Excellent discussion! I will noodle some more after digesting the entire thread, plus comments. Yet, what comes up for me is the ‘C’ word. Underlying health reform whether from the bleeding edge of payment reform, or any other logical portal of entry, i.e., HIT, nothing succeeds absent the ‘cultural’ context to receive and embrace its adoption.


So why not start with ‘seeding’ the cultural antecedents to merge (both clinically and financially) all hospital based physicians (HBPs), less affectionately known in the health plan contracting domain as ‘RAPERs’, i.e., Radiology, Anesthesiology, Pathology, Emergency Room docs? This is a logical nexus for bundled payments and rather compelling from the patient’s perspective too.
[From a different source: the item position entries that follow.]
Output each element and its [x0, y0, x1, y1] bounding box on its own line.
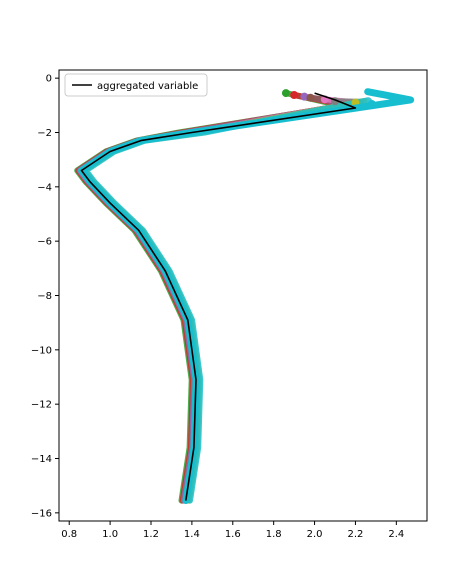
y-tick-label: −14 [31, 454, 52, 465]
x-tick-label: 2.2 [347, 529, 363, 540]
y-tick-label: −2 [37, 128, 52, 139]
y-tick-label: −8 [37, 291, 52, 302]
y-tick-label: −10 [31, 345, 52, 356]
y-tick-label: −6 [37, 237, 52, 248]
ensemble-surface-point [300, 92, 309, 101]
y-tick-label: 0 [46, 74, 52, 85]
ensemble-surface-point [290, 90, 299, 99]
ensemble-surface-point [281, 89, 290, 98]
plot-area [74, 88, 415, 505]
y-tick-label: −16 [31, 508, 52, 519]
x-axis: 0.8 1.0 1.2 1.4 1.6 1.8 2.0 2.2 2.4 [61, 521, 404, 540]
ensemble-surface-point [306, 93, 315, 102]
legend: aggregated variable [64, 73, 208, 97]
x-tick-label: 0.8 [61, 529, 77, 540]
x-tick-label: 1.2 [143, 529, 159, 540]
x-tick-label: 2.4 [388, 529, 404, 540]
legend-box [64, 73, 208, 97]
y-tick-label: −12 [31, 400, 52, 411]
y-axis: 0 −2 −4 −6 −8 −10 −12 −14 −16 [31, 74, 59, 519]
x-tick-label: 1.4 [184, 529, 200, 540]
y-tick-label: −4 [37, 182, 52, 193]
x-tick-label: 1.0 [102, 529, 118, 540]
x-tick-label: 2.0 [307, 529, 323, 540]
aggregated-series-line [80, 92, 357, 501]
x-tick-label: 1.6 [225, 529, 241, 540]
legend-label: aggregated variable [97, 81, 198, 92]
x-tick-label: 1.8 [266, 529, 282, 540]
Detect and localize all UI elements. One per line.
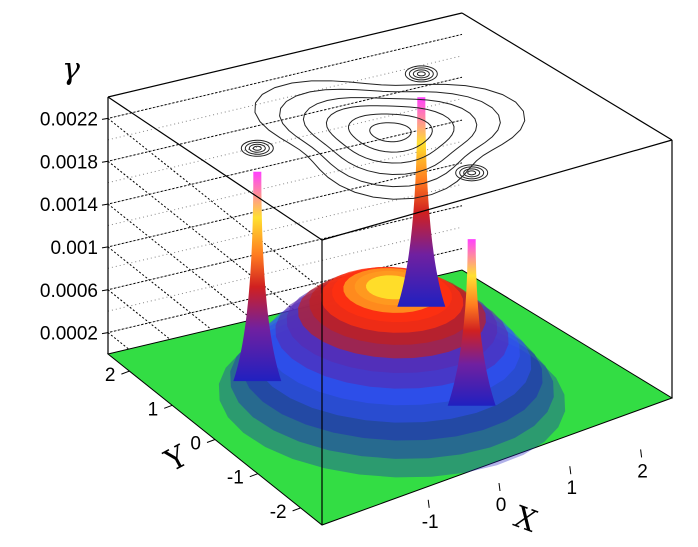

The notion of bundled payment is potentially sexy. It encourages, if not drives, the consideration of collaboration (& the ostensible alignment of interests) to accept and administer global payment for professional medical services rendered; and theoretically is more efficient and cost effective. Yet, in 2010 there is neither the administrative capacity, nor (outside of IDNs of the Mayo variety) cultural capacity for HBPs to risk experimentation with the financial and clinical collaboration required to co-exist under a bundled payment paradigm. Yet, no where else in medicine is the argument so compelling for such integration, imj.


Clearly, the nature of the exclusive ‘franchise’ often afforded to HBPs in my view augurs in favor of such integration even absent the ‘quid pro quo’ group culture typically required for its successful implementation.